Per questo, sarebbero stati posti in una situazione di grave pericolo per la loro incolumità, senza adeguata assistenza, soprattutto notturna, all’interno della struttura. Nel corso delle indagini è emerso altresì che la casa di riposo sarebbe stata priva degli adeguati requisiti organizzativi e finanche igienico sanitari, in quanto connotata da servizi igienici mancanti di coperture, esiguità di appositi bagni per persone con disabilità e condizionatori non funzionanti. Gli accertamenti avrebbero permesso di acclarare l’assenza di figure professionali idonee, in quanto prive di qualifiche, necessarie per salvaguardare in modo corretto la salute dei degenti.

Avveniva, inoltre, la somministrazione agli anziani di medicinali tranquillanti senza alcuna prescrizione medica al fine di fronteggiare l’assenza di personale soprattutto nelle fasce orarie notturne, riducendo così il rischio di dover erogare un’assistenza notturna attiva. Inoltre sarebbero stati appurati anche una serie di comportamenti che integrerebbero la fattispecie di reato del sequestro di persona, in quanto un anziano paziente è stato letteralmente rinchiuso nel suo posto letto attraverso l’utilizzo di griglie di ferro, normalmente utilizzate come barriere laterali, impedendogli di spostarsi durante la notte.

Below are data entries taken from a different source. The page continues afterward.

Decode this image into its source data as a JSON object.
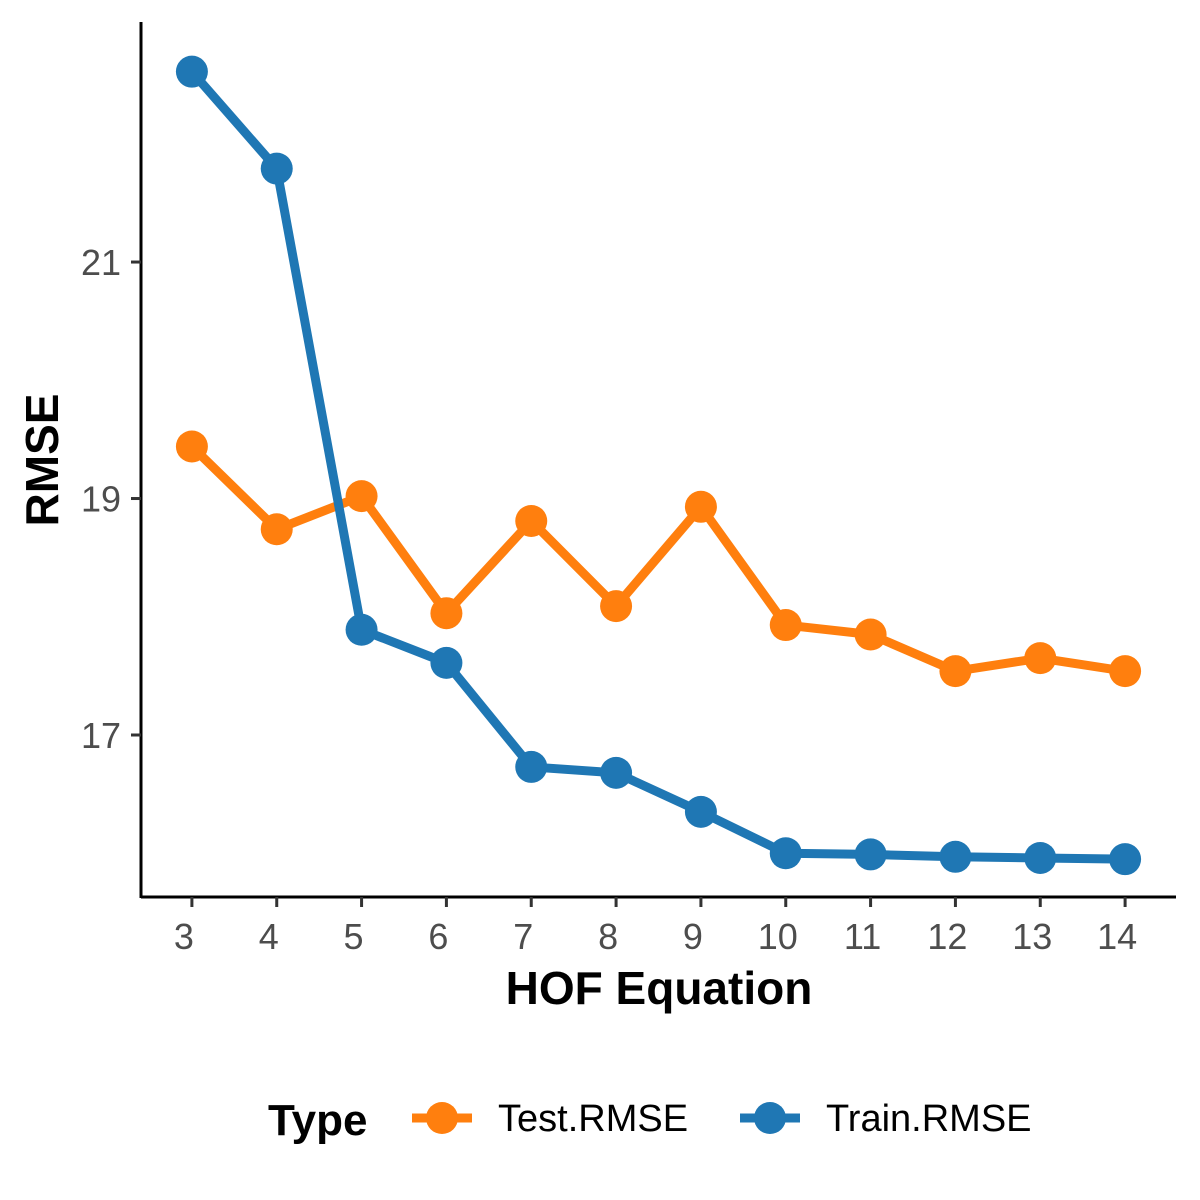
{
  "chart_data": {
    "type": "line",
    "xlabel": "HOF Equation",
    "ylabel": "RMSE",
    "x": [
      3,
      4,
      5,
      6,
      7,
      8,
      9,
      10,
      11,
      12,
      13,
      14
    ],
    "xlim": [
      2.4,
      14.6
    ],
    "ylim": [
      15.63,
      23.03
    ],
    "y_ticks": [
      17,
      19,
      21
    ],
    "grid": false,
    "legend": {
      "title": "Type",
      "position": "bottom"
    },
    "series": [
      {
        "name": "Test.RMSE",
        "color": "#ff7f0e",
        "values": [
          19.44,
          18.74,
          19.02,
          18.03,
          18.81,
          18.09,
          18.93,
          17.93,
          17.85,
          17.54,
          17.65,
          17.54
        ]
      },
      {
        "name": "Train.RMSE",
        "color": "#1f77b4",
        "values": [
          22.61,
          21.79,
          17.89,
          17.61,
          16.73,
          16.68,
          16.35,
          16.0,
          15.99,
          15.97,
          15.96,
          15.95
        ]
      }
    ]
  }
}
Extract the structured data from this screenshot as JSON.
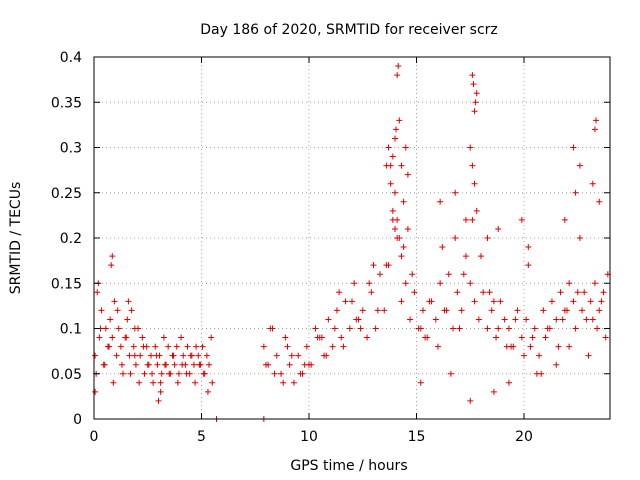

I carabinieri su disposizione del gip di Caltanissetta, hanno posto sotto sequestro la casa di riposo, ora affidata ad un amministratore giudiziario, procedendo anche ad un’ispezione igienico sanitaria della medesima struttura con l’ausilio di personale del Nas di Ragusa, mirata ad accertare la sussistenza di ulteriori inadempienze.